Les « craquements » en chiropratique : qu’est-ce que c’est, est-ce nécessaire, et quelles sont les alternatives?

Qu’est-ce que le craquement qu’on entend ou ressent?

Dans beaucoup de cas, le “pop” vient d’un phénomène normal appelé cavitation dans une articulation (comme un joint “synovial”, un peu comme les articulations des doigts).

Quand on applique une mobilisation rapide ou un mouvement précis, la pression à l’intérieur de l’articulation change et cela peut créer une petite cavité/bulle de gaz dans le liquide articulaire—ce qui produit le son. Des images en temps réel (IRM) ont même permis de visualiser ce phénomène.

Important : le bruit n’est pas “un os qui se remet en place”, et ce n’est pas un signe que “c’était déplacé” ou que “le traitement a fonctionné”.

Est-ce que c’est nécessaire pour que le traitement fonctionne?

Non.

Les données suggèrent que la présence ou l’absence du “pop” n’est pas déterminante pour l’amélioration de la douleur.

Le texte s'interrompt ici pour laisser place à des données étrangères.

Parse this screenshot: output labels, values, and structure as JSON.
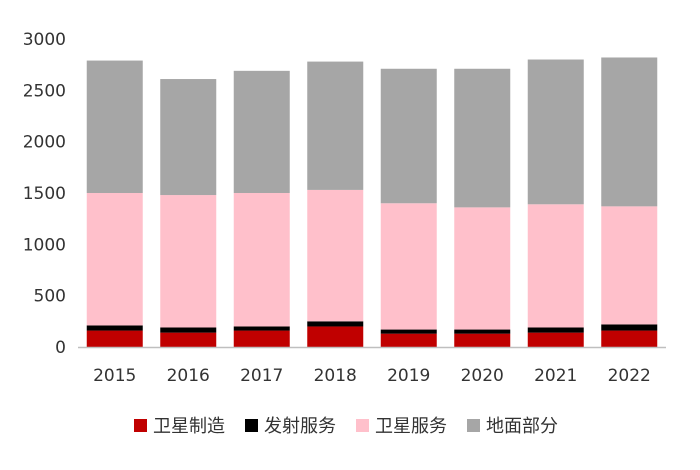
{
  "chart_data": {
    "type": "bar",
    "stacked": true,
    "title": "",
    "xlabel": "",
    "ylabel": "",
    "categories": [
      "2015",
      "2016",
      "2017",
      "2018",
      "2019",
      "2020",
      "2021",
      "2022"
    ],
    "ylim": [
      0,
      3000
    ],
    "yticks": [
      "0",
      "500",
      "1000",
      "1500",
      "2000",
      "2500",
      "3000"
    ],
    "grid": false,
    "legend_position": "bottom",
    "series": [
      {
        "name": "卫星制造",
        "color": "#c00000",
        "values": [
          160,
          140,
          160,
          200,
          130,
          130,
          140,
          160
        ]
      },
      {
        "name": "发射服务",
        "color": "#000000",
        "values": [
          50,
          50,
          40,
          50,
          40,
          40,
          50,
          60
        ]
      },
      {
        "name": "卫星服务",
        "color": "#ffc0cb",
        "values": [
          1290,
          1290,
          1300,
          1280,
          1230,
          1190,
          1200,
          1150
        ]
      },
      {
        "name": "地面部分",
        "color": "#a6a6a6",
        "values": [
          1290,
          1130,
          1190,
          1250,
          1310,
          1350,
          1410,
          1450
        ]
      }
    ]
  }
}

En d’autres mots : on peut obtenir d’aussi bons résultats sans craquement.

Est-ce dangereux si ça craque?

Un craquement en soi n’est pas un indicateur de danger : c’est le plus souvent un phénomène mécanique normal. Cela dit, en clinique, l’objectif n’est pas de “faire craquer”, mais de choisir la bonne technique selon :

  • votre condition

  • votre tolérance / vos préférences

  • l’examen clinique et les facteurs de sécurité

Et si je ne veux pas de craquement? (Oui, il y a des alternatives.)

Absolument. Il existe plusieurs approches plus douces ou sans thrust qui sont autant efficaces, par exemple :

  • Instrument (ex. Activator®) : impulsion précise, faible force, souvent sans craquement. Les revues cliniques rapportent des bénéfices possibles comparables, selon les cas, à des approches manuelles.

  • Mobilisations articulaires douces : mouvements lents/rythmés pour améliorer la mobilité et moduler la douleur.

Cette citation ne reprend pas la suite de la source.